On 2017-05-18, at 04:57, Martin Ward wrote:
> On 2017-05-17, at 18:18, Robin Vowels wrote:
>>> Presuming that the table fits in main memory.
> >> On the first mainframes I used, 99,999 wouldn't have fit.
>> You don't need to store all the numbers.
>> One bit for each number was sufficient.
>
> If you have enough random access backing store
> (eg disk or drum storage) to hold the numbers
> then Fisher-Yates will require at most one disk seek
> (or drum seek) per number. Writing the output will
> require one I/O operation per number anyway:
> so any algorithm will be I/O bound.
>
Random access is a myth. Even a fixed-head drum has
rotational latency, though not seek latency.
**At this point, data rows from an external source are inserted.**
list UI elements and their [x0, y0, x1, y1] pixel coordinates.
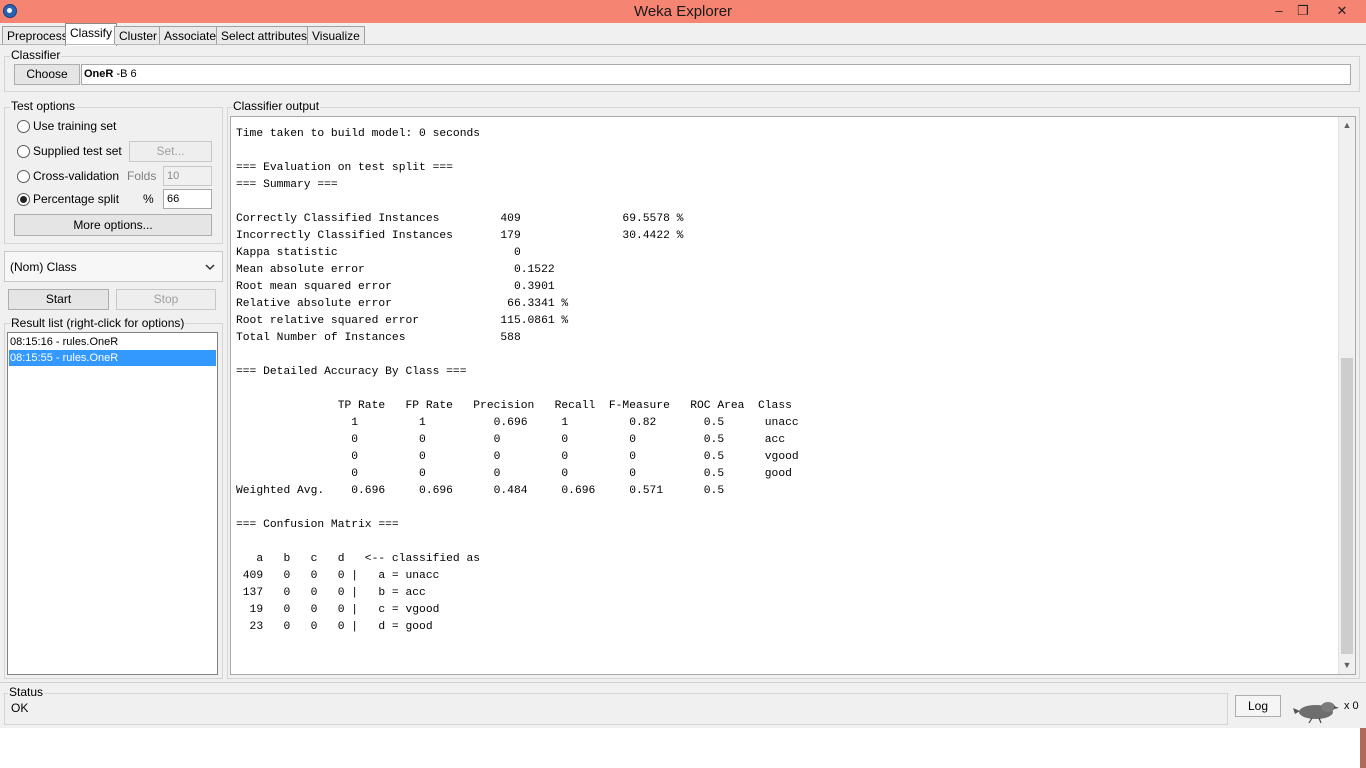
start-button[interactable]: Start	[8, 289, 109, 310]
percentage-split-input[interactable]: 66	[163, 189, 212, 209]
output-line: Incorrectly Classified Instances 179 30.…	[236, 230, 684, 242]
status-group-label: Status	[8, 685, 45, 699]
set-test-set-button[interactable]: Set...	[129, 141, 212, 162]
supplied-test-set-radio[interactable]	[17, 145, 30, 158]
output-line: 19 0 0 0 | c = vgood	[236, 604, 440, 616]
output-line: === Summary ===	[236, 179, 338, 191]
classifier-config-field[interactable]: OneR -B 6	[81, 64, 1351, 85]
window-title: Weka Explorer	[633, 3, 733, 20]
scroll-thumb[interactable]	[1341, 358, 1353, 654]
output-scrollbar[interactable]: ▲ ▼	[1338, 117, 1355, 674]
output-line: Relative absolute error 66.3341 %	[236, 298, 569, 310]
weka-bird-icon	[1293, 702, 1339, 724]
tab-select-attributes[interactable]: Select attributes	[216, 26, 313, 45]
class-attribute-select[interactable]: (Nom) Class	[4, 251, 223, 282]
output-line: === Evaluation on test split ===	[236, 162, 453, 174]
weka-app-icon[interactable]	[3, 4, 17, 18]
output-line: Total Number of Instances 588	[236, 332, 521, 344]
supplied-test-set-label[interactable]: Supplied test set	[33, 144, 122, 158]
output-line: Weighted Avg. 0.696 0.696 0.484 0.696 0.…	[236, 485, 725, 497]
use-training-set-radio[interactable]	[17, 120, 30, 133]
result-list-item-selected[interactable]: 08:15:55 - rules.OneR	[9, 350, 216, 366]
output-line: 23 0 0 0 | d = good	[236, 621, 433, 633]
output-line: Root relative squared error 115.0861 %	[236, 315, 569, 327]
use-training-set-label[interactable]: Use training set	[33, 119, 116, 133]
classifier-args: -B 6	[113, 68, 137, 80]
result-list-group-label: Result list (right-click for options)	[10, 316, 186, 330]
classifier-group-label: Classifier	[10, 48, 62, 62]
folds-label: Folds	[127, 169, 157, 183]
output-line: 409 0 0 0 | a = unacc	[236, 570, 440, 582]
cross-validation-label[interactable]: Cross-validation	[33, 169, 119, 183]
maximize-icon[interactable]: ❒	[1295, 2, 1311, 20]
output-line: TP Rate FP Rate Precision Recall F-Measu…	[236, 400, 792, 412]
cross-validation-radio[interactable]	[17, 170, 30, 183]
output-line: Correctly Classified Instances 409 69.55…	[236, 213, 684, 225]
log-button[interactable]: Log	[1235, 695, 1281, 717]
choose-button[interactable]: Choose	[14, 64, 80, 85]
test-options-group-label: Test options	[10, 99, 77, 113]
output-line: 0 0 0 0 0 0.5 acc	[236, 434, 786, 446]
result-list-item[interactable]: 08:15:16 - rules.OneR	[9, 334, 216, 350]
status-divider	[0, 682, 1366, 683]
output-line: 137 0 0 0 | b = acc	[236, 587, 426, 599]
title-bar[interactable]: Weka Explorer	[0, 0, 1366, 23]
output-line: Mean absolute error 0.1522	[236, 264, 555, 276]
stop-button[interactable]: Stop	[116, 289, 216, 310]
scroll-down-icon[interactable]: ▼	[1339, 657, 1355, 673]
output-line: Root mean squared error 0.3901	[236, 281, 555, 293]
percent-label: %	[143, 192, 154, 206]
minimize-icon[interactable]: –	[1271, 2, 1287, 20]
output-line: === Confusion Matrix ===	[236, 519, 399, 531]
classifier-output-text[interactable]: Time taken to build model: 0 seconds === …	[236, 126, 799, 636]
tab-visualize[interactable]: Visualize	[307, 26, 365, 45]
result-list[interactable]: 08:15:16 - rules.OneR 08:15:55 - rules.O…	[7, 332, 218, 675]
more-options-button[interactable]: More options...	[14, 214, 212, 236]
output-line: 0 0 0 0 0 0.5 vgood	[236, 451, 799, 463]
status-frame	[4, 693, 1228, 725]
output-line: === Detailed Accuracy By Class ===	[236, 366, 467, 378]
tab-cluster[interactable]: Cluster	[114, 26, 163, 45]
tab-preprocess[interactable]: Preprocess	[2, 26, 73, 45]
classifier-output-group-label: Classifier output	[232, 99, 321, 113]
classifier-output-textarea[interactable]: Time taken to build model: 0 seconds === …	[230, 116, 1356, 675]
status-text: OK	[11, 701, 29, 715]
output-line: 0 0 0 0 0 0.5 good	[236, 468, 792, 480]
tab-divider	[0, 44, 1366, 45]
output-line: a b c d <-- classified as	[236, 553, 481, 565]
class-attribute-value: (Nom) Class	[10, 260, 77, 274]
output-line: Time taken to build model: 0 seconds	[236, 128, 481, 140]
chevron-down-icon	[205, 264, 215, 271]
tab-classify[interactable]: Classify	[65, 23, 118, 46]
tab-associate[interactable]: Associate	[159, 26, 222, 45]
output-line: 1 1 0.696 1 0.82 0.5 unacc	[236, 417, 799, 429]
scroll-up-icon[interactable]: ▲	[1339, 117, 1355, 133]
edge-marker	[1360, 728, 1366, 768]
task-count: x 0	[1344, 700, 1359, 712]
folds-input[interactable]: 10	[163, 166, 212, 186]
output-line: Kappa statistic 0	[236, 247, 521, 259]
classifier-name: OneR	[84, 68, 114, 80]
percentage-split-label[interactable]: Percentage split	[33, 192, 119, 206]
percentage-split-radio[interactable]	[17, 193, 30, 206]
close-icon[interactable]: ✕	[1330, 2, 1354, 20]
The IBM
650 had both hardware and software accommodations to
this uncomfortable fact:
http://www.drdobbs.com/the-ibm-650/184404809
I'd expect paged virtual memory to have a dramatic
WSS-dependent performance threshold.
Writing the output benefits greatly from QSAM buffering.
> The "random bit probe" algorithm is an example of
> a "coupon collector's problem":
>
> https://en.wikipedia.org/wiki/Coupon_collector%27s_problem
>
Thanks for enriching my vocabulary. In commercial coupon
promotions the entrepreneur introduces a deliberatg bias.
There's ample evidence of this on eBay.
> The expected number of trials (and therefore runtime)
> is n log n (plus smaller terms). This might still
> take too long on a mainframe of the era we are talking about,
> given that it took over two seconds on a modern PC.
>
> Also: if the random number generator does not have a long enough cycle,
> then the last bit might never be found by random probing!
> (On some early microcomputers the built in interpreted
> BASIC language had a random number generator which repeated
> after about 1,700 numbers!)
>
I wonder what's the cycle length of the hardware (millicode?)
PRNG of the z?
-- gil